Characterizing Electron Correlations and Quantum Interference: In both Kondo systems and molecular assemblies, analysis of nonlocal dI/dV lineshapes quantifies the role of quantum interference, electron–electron interaction, capacitive coupling, and cluster topology in shaping the device's electronic response (Figgins et al., 2010, Li et al., 7 Aug 2025).
Identifying Charge and Spin Textures: The local BCS charge of bound states, accessed through the ratio of symmetric and antisymmetric conductance components, pinpoints the electron–hole distribution at different spatial locations, crucial for understanding ABS and MBS physics (Danon et al., 2019, Pöschl et al., 2022).
Quantum Device Engineering: Nonlocal manipulation of conductance properties, e.g., tuning barrier asymmetry to modulate both ends of a Majorana wire or gate-induced switching of current through a quantum dot coupled to a Majorana, provides a route toward programmable topological transistors and single-electron control in nanoscale devices (Dourado et al., 2023).
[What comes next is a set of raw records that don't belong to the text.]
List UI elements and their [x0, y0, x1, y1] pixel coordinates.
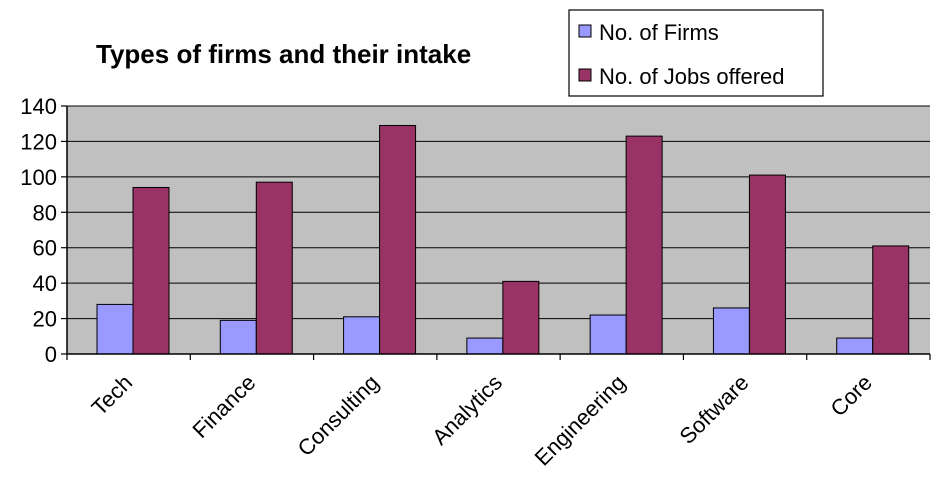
bars: [96, 124, 910, 355]
legend-box: [568, 9, 824, 97]
legend: No. of Firms No. of Jobs offered: [568, 9, 824, 97]
bar-firms-core: [836, 337, 874, 355]
y-tick-label: 120: [20, 129, 57, 154]
bar-firms-tech: [96, 303, 134, 355]
x-tick-label: Analytics: [427, 370, 507, 450]
bar-firms-software: [712, 307, 750, 355]
bar-firms-engineering: [589, 314, 627, 355]
bar-jobs-tech: [132, 186, 170, 355]
bar-firms-consulting: [343, 316, 381, 355]
legend-swatch-jobs: [578, 68, 592, 82]
x-tick-label: Engineering: [530, 370, 631, 471]
legend-label-firms: No. of Firms: [599, 20, 719, 45]
y-tick-label: 100: [20, 165, 57, 190]
y-axis-ticks: 0 20 40 60 80 100 120 140: [20, 94, 67, 367]
bar-jobs-engineering: [625, 135, 663, 355]
bar-jobs-consulting: [379, 124, 417, 355]
x-tick-label: Core: [825, 370, 876, 421]
y-tick-label: 20: [33, 307, 57, 332]
legend-label-jobs: No. of Jobs offered: [599, 64, 785, 89]
bar-jobs-finance: [255, 181, 293, 355]
x-tick-label: Finance: [187, 370, 260, 443]
bar-firms-finance: [219, 319, 257, 355]
bar-jobs-software: [748, 174, 786, 355]
chart-title: Types of firms and their intake: [96, 39, 471, 69]
y-tick-label: 0: [45, 342, 57, 367]
bar-jobs-core: [872, 245, 910, 355]
gridlines: [67, 105, 930, 320]
y-tick-label: 140: [20, 94, 57, 119]
bar-jobs-analytics: [502, 280, 540, 355]
x-tick-label: Tech: [87, 370, 138, 421]
y-tick-label: 40: [33, 271, 57, 296]
plot-area: [67, 106, 930, 354]
x-tick-label: Software: [675, 370, 754, 449]
y-tick-label: 80: [33, 200, 57, 225]
x-tick-label: Consulting: [293, 370, 384, 461]
bar-firms-analytics: [466, 337, 504, 355]
x-axis-ticks: Tech Finance Consulting Analytics Engineerin…: [66, 354, 931, 471]
legend-swatch-firms: [578, 24, 592, 38]
y-tick-label: 60: [33, 236, 57, 261]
6. Advanced Topics: Nonlocality Beyond Superconductors and High-Resolution Probes

The scope of nonlocal differential-conductance spectroscopy extends beyond hybrid superconductors:

Optical Probes of Nonlocal Response: Near-field microscopy, leveraging the variable height of a probe above a 2DES, provides access to the Laplace transform of the nonlocal conductivity kernel. Analysis of the height dependence disentangles Drude, hydrodynamic, and ballistic transport regimes via their distinct scaling laws and dependence on carrier density (Khavronin et al., 2022).
High-Temperature and Highly Disordered Systems: Nonlocal differential-conductance methodologies enable probing of Andreev reflection and gap extraction in granular or inhomogeneous superconductors—regimes where conventional local spectroscopies are ineffective or ambiguous (Gheorghiu, 2022).
Correlation-Controlled NDC and Nanoelectronics: Assembly of molecule-scale clusters produces nontrivial nonlocal conductance features, including NDC and programmable switching, opening new directions in molecular nanoelectronics (Li et al., 7 Aug 2025).

7. Limitations, Challenges, and Future Directions

Key limitations and ongoing research directions include:

Finite-Size and Coherence Effects: In one-dimensional or molecular systems, finite-size effects and quantum coherence between zero-mode and bulk states can lead to deviations from quantized conductance plateaus, overshoots, and detailed lineshape modifications—features essential to correct interpretation (Yao et al., 2021).
Breakdown of Symmetry in Nonideal Regimes: Quasiparticle leakage, dissipation, or voltage-bias–dependent deformation of the electrostatic potential can break symmetry relations and generate backgrounds or systematic errors in conductance matrices (Maiani et al., 2022).
Disorder and Criticality: The detailed energy and length scaling of nonlocal conductance under strong disorder, including infinite-randomness critical points and transitions between trivial and topological regimes, demand advanced theoretical modeling and careful experimental design (Kurilovich et al., 14 Sep 2024).
Integration with Quantum Information Architectures: The nonlocal control and detection of topological modes position nonlocal differential-conductance spectroscopy at the heart of experimental roadmaps for topological quantum computation, where definitive characterization of qubits requires the ability to unambiguously discern nonlocality and topological protection (Béri, 2011, Pöschl et al., 2022).

Nonlocal differential-conductance spectroscopy thus constitutes a versatile and rigorous probe in condensed matter physics, with the unique capacity to resolve spatial correlations, topological features, electron–hole quantum coherence, and the fundamental symmetry-encoded nature of low-energy excitations in quantum materials and artificial nanostructures.